Una figura alta y sombría pareció surgir de la chimenea, y fue adelantándose hacia el invocador, sin ruido de pasos, con el avance mudo de las sombras.

La capa vasta, flotante, color de humo, en que se rebozaba la figura; el sombrero oscuro, inmenso, cuya ala descendía hasta el embozo, no permitían ver el rostro del aparecido. Y el pensador no podía acercarse a él. Un encanto le sujetaba dentro del círculo; sólo se libertaría si recitase el conjuro al revés y marcase el pantaclo en sentido también inverso. Pero le faltaba valor: sentía cuajarse sus venas ante el figurón silencioso, que acaso no tenía cuerpo; que tal vez era una ilusión perversa de los sentidos, una niebla psíquica.

-¿Satanás, Luzbel, Astarot, Belial, Belfegor, Belcebú? -articuló ansiosamente, interrogando-. ¿Cuál de los nobles príncipes del Abismo me honra acudiendo a mi invocación?

El espectro se desembozó suavemente. No tenía cara. En vez de semblante vio el pensador una especie de mancha cambiante, informe. La voz salía del hueco del pecho, como de una devastada caverna.

-No soy de los duques y archiduques del Abismo. Si tuviese sobrenombre, me llamaría el Caballero de la Nada, porque no existo. Me habéis inventado vosotros.

El pensador adivinó quién era el fantasma sin rostro, invención del hombre. No en balde había gustado el amargo licor de la sabiduría, lentamente y a sorbos profundos, en la quietud de su biblioteca, decantando la ciencia antigua al través del filtro nuevo. El Caballero de la Nada, el que sólo existe en nuestra mente, que cree abarcar su ser y no estrecha, sino el vacío..., es el Tiempo, ¡el Tiempo soberano!

-Ya que has venido, te pediré a ti lo que iba a pedir a los príncipes negros. ¡Detente, Tiempo, detente para mí! La sucesión de instantes que eslabona tu cadena, roza y gasta el tejido de nuestra pobre vida... Durante toda ella, ¡oh, Tiempo informe!, te he sentido que me roías y me pulverizabas el existir. Fuiste mi carcoma, fuiste mi pesadilla. A cada latido del corazón, en vez de decir «uno más», dije «uno menos». Ahora mismo acabas de robarme un año... ¡Me lo ha anunciado la lengua de bronce de ese reloj!

-En suma: ¿quieres librarte de mí?, exclamó el espectro.

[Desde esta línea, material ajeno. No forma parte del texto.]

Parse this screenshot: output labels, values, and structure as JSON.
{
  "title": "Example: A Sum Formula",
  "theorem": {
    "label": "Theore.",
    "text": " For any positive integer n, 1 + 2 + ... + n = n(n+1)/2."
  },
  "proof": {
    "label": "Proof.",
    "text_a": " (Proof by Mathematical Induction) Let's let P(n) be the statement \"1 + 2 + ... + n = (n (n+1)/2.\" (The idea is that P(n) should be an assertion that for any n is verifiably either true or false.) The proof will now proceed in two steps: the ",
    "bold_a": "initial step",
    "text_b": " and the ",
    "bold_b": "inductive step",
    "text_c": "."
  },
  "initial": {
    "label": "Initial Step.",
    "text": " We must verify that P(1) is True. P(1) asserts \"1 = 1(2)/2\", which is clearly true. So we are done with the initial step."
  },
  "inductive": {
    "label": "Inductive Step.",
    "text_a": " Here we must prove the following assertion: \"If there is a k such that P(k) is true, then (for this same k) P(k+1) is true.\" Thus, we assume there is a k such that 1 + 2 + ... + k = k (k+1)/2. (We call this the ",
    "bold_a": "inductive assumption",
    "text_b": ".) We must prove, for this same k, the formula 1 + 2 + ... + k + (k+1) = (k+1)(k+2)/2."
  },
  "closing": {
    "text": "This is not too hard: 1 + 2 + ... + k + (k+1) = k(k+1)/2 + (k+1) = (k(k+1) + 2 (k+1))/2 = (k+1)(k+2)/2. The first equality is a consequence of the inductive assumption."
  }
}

-De tu poder infinito... Nada te resiste: eres el vencedor. Debelas la fortaleza, arrasas la ciudad, secas los mares. El amor tiránico se humilla ante ti. Jamás ha sabido resistirte. ¡Si serás poderoso!

-¡Poderoso! ¡Si no existo! Cuando piensas en mí, ya no soy. Y como ni soy ni he sido, no tengo ni panteón ni sepultura. Nadie dirá en qué pirámide anegada por la arena del desierto yacen los siglos que pasaron para no volver... En fin, ¿qué me pides? Tu conjuro me obliga; has pronunciado las terribles fórmulas de Suleimán, hijo de David.

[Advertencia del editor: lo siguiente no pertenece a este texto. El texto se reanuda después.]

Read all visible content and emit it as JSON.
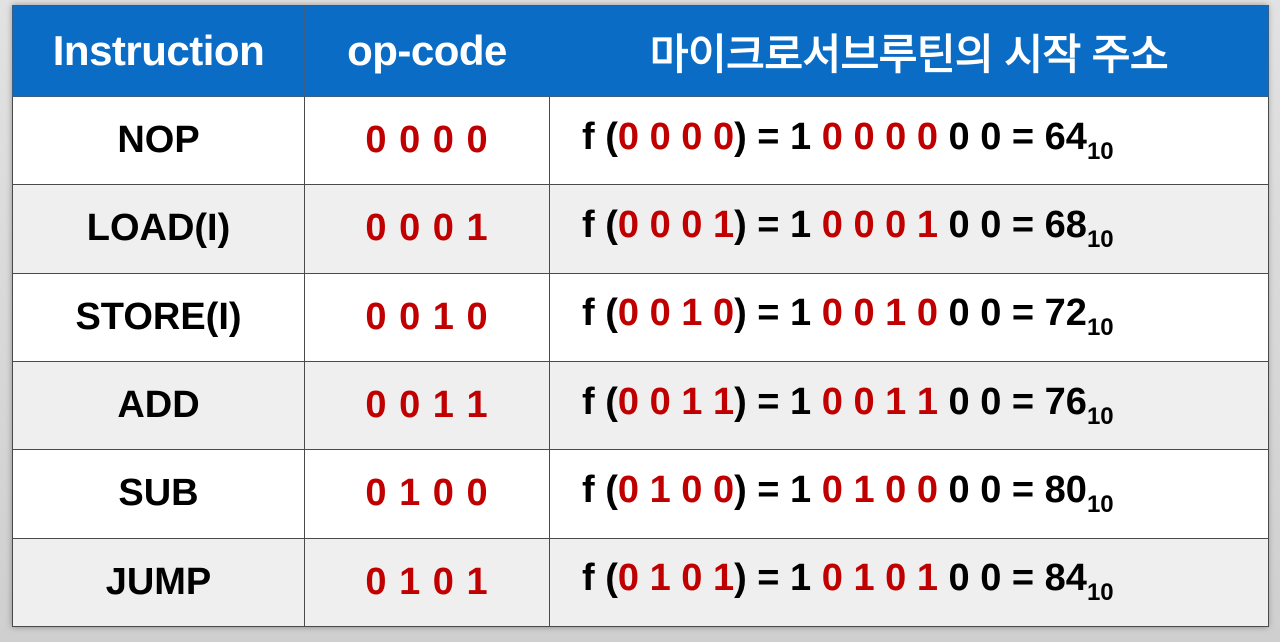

-No te pido la juventud, como Fausto cuando chocheaba... Sólo te ruego que te detengas para mí. Que yo no sienta tu acicate mortal.

-¿Eso quieres? Concedido, respondió el fantasma. Y con lentitud majestuosa fue disipándose la humareda gris, color de murciélago, en que consistía. En su lugar se cuajó y solidificó un bulto colosal de bronce dorado; una mujer hermosísima y refulgente, tan grande, que daba en el techo y llenaba la estancia. La enorme figura estrechó entre sus brazos fríos, brillantes y pulimentados, el cuerpo tembloroso del pensador.

-Conmigo no sentirás el Tiempo. Soy la Eternidad. Ya eres mío, dijo en voz amplia como el clangor resonante de las trompetas heroicas.

Y después del amanecer, cuando el servidor entró a abrir las ventanas del estudio, vio la chimenea apagada y a su amo muerto, tendido sobre el piso, donde un círculo negro señalaba la infernal quemadura.